While Pyongyang almost certainly knows that it would not survive an all-out nuclear war, it could find limited ways to use a nuclear weapon within the next decade to challenge the U.S.-South Korean alliance, according to a November study by the Atlantic Council, a Washington think tank, with input from more than 100 experts and stakeholders.

Pyongyang’s growing confidence in its nuclear deterrent could lead it to find more options for escalation, especially if it can play Beijing and Washington off each other, the study found.

North Korea’s latest ballistic missile is its most powerful yet

Still, some experts say concerns of war are far-fetched.

North Korea has a record of strategically leveraging its military campaigns to win concessions from enemies, and incendiary rhetoric helps instill a sense of national unity, said Lee Ho-ryung, North Korean military expert at the Korea Institute for Defense Analyses in Seoul.

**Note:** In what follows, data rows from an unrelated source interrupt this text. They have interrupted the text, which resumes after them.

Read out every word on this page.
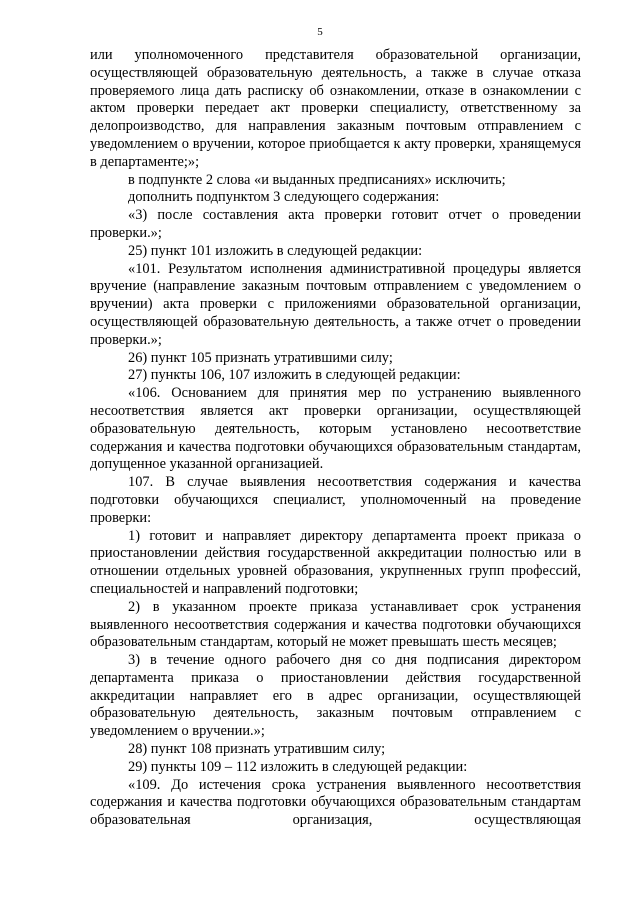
5

или уполномоченного представителя образовательной организации, осуществляющей образовательную деятельность, а также в случае отказа проверяемого лица дать расписку об ознакомлении, отказе в ознакомлении с актом проверки передает акт проверки специалисту, ответственному за делопроизводство, для направления заказным почтовым отправлением с уведомлением о вручении, которое приобщается к акту проверки, хранящемуся в департаменте;»;

в подпункте 2 слова «и выданных предписаниях» исключить;

дополнить подпунктом 3 следующего содержания:

«3) после составления акта проверки готовит отчет о проведении проверки.»;

25) пункт 101 изложить в следующей редакции:

«101. Результатом исполнения административной процедуры является вручение (направление заказным почтовым отправлением с уведомлением о вручении) акта проверки с приложениями образовательной организации, осуществляющей образовательную деятельность, а также отчет о проведении проверки.»;

26) пункт 105 признать утратившими силу;

27) пункты 106, 107 изложить в следующей редакции:

«106. Основанием для принятия мер по устранению выявленного несоответствия является акт проверки организации, осуществляющей образовательную деятельность, которым установлено несоответствие содержания и качества подготовки обучающихся образовательным стандартам, допущенное указанной организацией.

107. В случае выявления несоответствия содержания и качества подготовки обучающихся специалист, уполномоченный на проведение проверки:

1) готовит и направляет директору департамента проект приказа о приостановлении действия государственной аккредитации полностью или в отношении отдельных уровней образования, укрупненных групп профессий, специальностей и направлений подготовки;

2) в указанном проекте приказа устанавливает срок устранения выявленного несоответствия содержания и качества подготовки обучающихся образовательным стандартам, который не может превышать шесть месяцев;

3) в течение одного рабочего дня со дня подписания директором департамента приказа о приостановлении действия государственной аккредитации направляет его в адрес организации, осуществляющей образовательную деятельность, заказным почтовым отправлением с уведомлением о вручении.»;

28) пункт 108 признать утратившим силу;

29) пункты 109 – 112 изложить в следующей редакции:

«109. До истечения срока устранения выявленного несоответствия содержания и качества подготовки обучающихся образовательным стандартам образовательная организация, осуществляющая
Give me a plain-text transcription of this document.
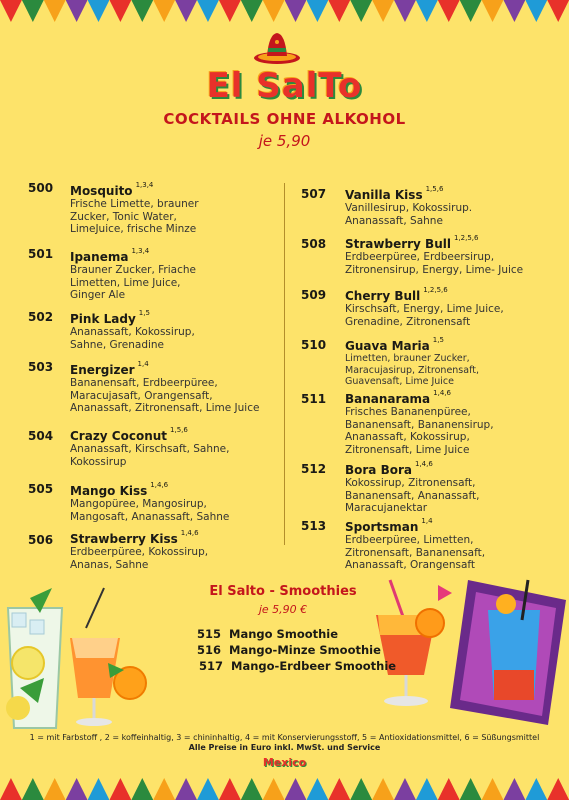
El SalTo
COCKTAILS OHNE ALKOHOL
je 5,90
500 Mosquito $^{1,3,4}$
Frische Limette, brauner
Zucker, Tonic Water,
LimeJuice, frische Minze
501 Ipanema $^{1,3,4}$
Brauner Zucker, Friache
Limetten, Lime Juice,
Ginger Ale
502 Pink Lady $^{1,5}$
Ananassaft, Kokossirup,
Sahne, Grenadine
503 Energizer $^{1,4}$
Bananensaft, Erdbeerpüree,
Maracujasaft, Orangensaft,
Ananassaft, Zitronensaft, Lime Juice
504 Crazy Coconut $^{1,5,6}$
Ananassaft, Kirschsaft, Sahne,
Kokossirup
505 Mango Kiss $^{1,4,6}$
Mangopüree, Mangosirup,
Mangosaft, Ananassaft, Sahne
506 Strawberry Kiss $^{1,4,6}$
Erdbeerpüree, Kokossirup,
Ananas, Sahne
507 Vanilla Kiss $^{1,5,6}$
Vanillesirup, Kokossirup.
Ananassaft, Sahne
508 Strawberry Bull $^{1,2,5,6}$
Erdbeerpüree, Erdbeersirup,
Zitronensirup, Energy, Lime- Juice
509 Cherry Bull $^{1,2,5,6}$
Kirschsaft, Energy, Lime Juice,
Grenadine, Zitronensaft
510 Guava Maria $^{1,5}$
Limetten, brauner Zucker,
Maracujasirup, Zitronensaft,
Guavensaft, Lime Juice
511 Bananarama $^{1,4,6}$
Frisches Bananenpüree,
Bananensaft, Bananensirup,
Ananassaft, Kokossirup,
Zitronensaft, Lime Juice
512 Bora Bora $^{1,4,6}$
Kokossirup, Zitronensaft,
Bananensaft, Ananassaft,
Maracujanektar
513 Sportsman $^{1,4}$
Erdbeerpüree, Limetten,
Zitronensaft, Bananensaft,
Ananassaft, Orangensaft
El Salto - Smoothies
je 5,90 €
515 Mango Smoothie
516 Mango-Minze Smoothie
517 Mango-Erdbeer Smoothie
1 = mit Farbstoff , 2 = koffeinhaltig, 3 = chininhaltig, 4 = mit Konservierungsstoff, 5 = Antioxidationsmittel, 6 = Süßungsmittel
Alle Preise in Euro inkl. MwSt. und Service
Mexico
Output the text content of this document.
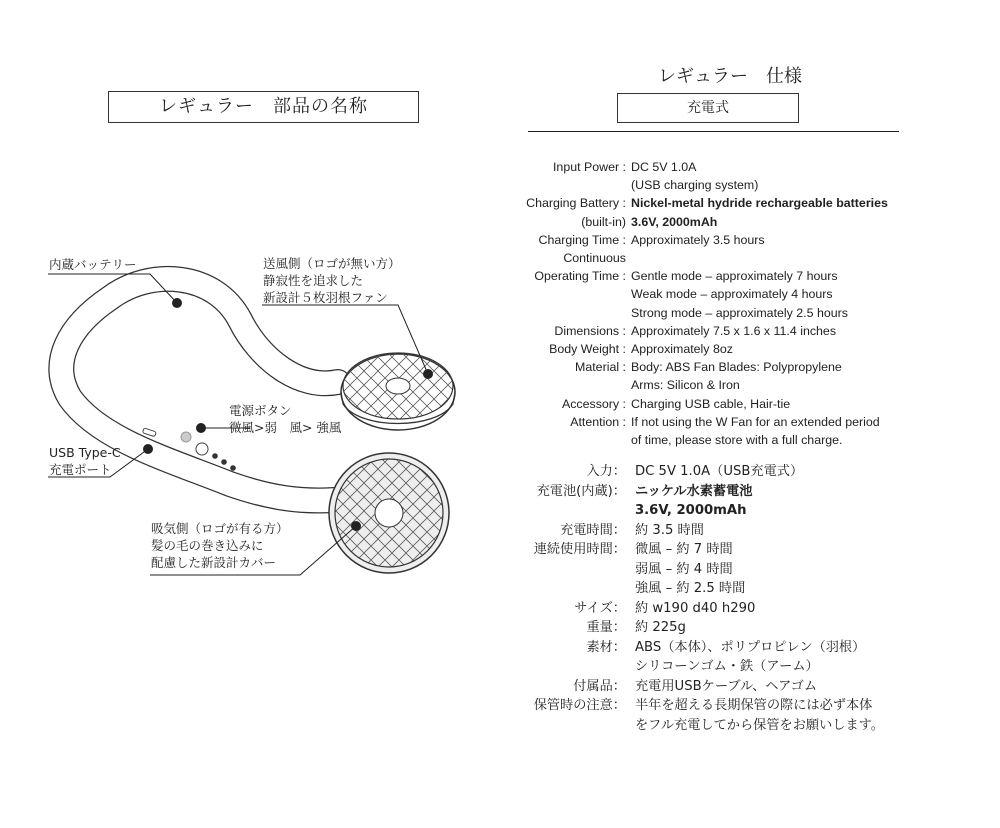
レギュラー　部品の名称
内蔵バッテリー	送風側（ロゴが無い方）
静寂性を追求した
新設計５枚羽根ファン
電源ボタン
微風>弱　風> 強風
USB Type-C
充電ポート
吸気側（ロゴが有る方）
髪の毛の巻き込みに
配慮した新設計カバー
レギュラー　仕様
充電式
Input Power : DC 5V 1.0A
(USB charging system)
Charging Battery : Nickel-metal hydride rechargeable batteries
(built-in) 3.6V, 2000mAh
Charging Time : Approximately 3.5 hours
Continuous
Operating Time : Gentle mode – approximately 7 hours
Weak mode – approximately 4 hours
Strong mode – approximately 2.5 hours
Dimensions : Approximately 7.5 x 1.6 x 11.4 inches
Body Weight : Approximately 8oz
Material : Body: ABS Fan Blades: Polypropylene
Arms: Silicon & Iron
Accessory : Charging USB cable, Hair-tie
Attention : If not using the W Fan for an extended period
of time, please store with a full charge.
入力： DC 5V 1.0A（USB充電式）
充電池(内蔵)： ニッケル水素蓄電池
3.6V, 2000mAh
充電時間： 約 3.5 時間
連続使用時間： 微風 – 約 7 時間
弱風 – 約 4 時間
強風 – 約 2.5 時間
サイズ： 約 w190 d40 h290
重量： 約 225g
素材： ABS（本体）、ポリプロピレン（羽根）
シリコーンゴム・鉄（アーム）
付属品： 充電用USBケーブル、ヘアゴム
保管時の注意： 半年を超える長期保管の際には必ず本体
をフル充電してから保管をお願いします。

“If the Kim regime was serious about war readiness, it would be stocking up on its weapons and munitions rather than sending a large amount of them overseas [to Russia],” Lee said.

Yang Moo-jin, president of the University of North Korean Studies in Seoul, said North Korea still lags in its conventional weapons capabilities and faces chronic shortage of essential resources like food and fuel that are necessary to sustain war.

And North Korea has yet to secure full support from China and Russia for a starting a new war in the region, Yang said, adding that “disrupting stability on the Korean Peninsula is not necessarily in the interest of the North’s allies, especially China.”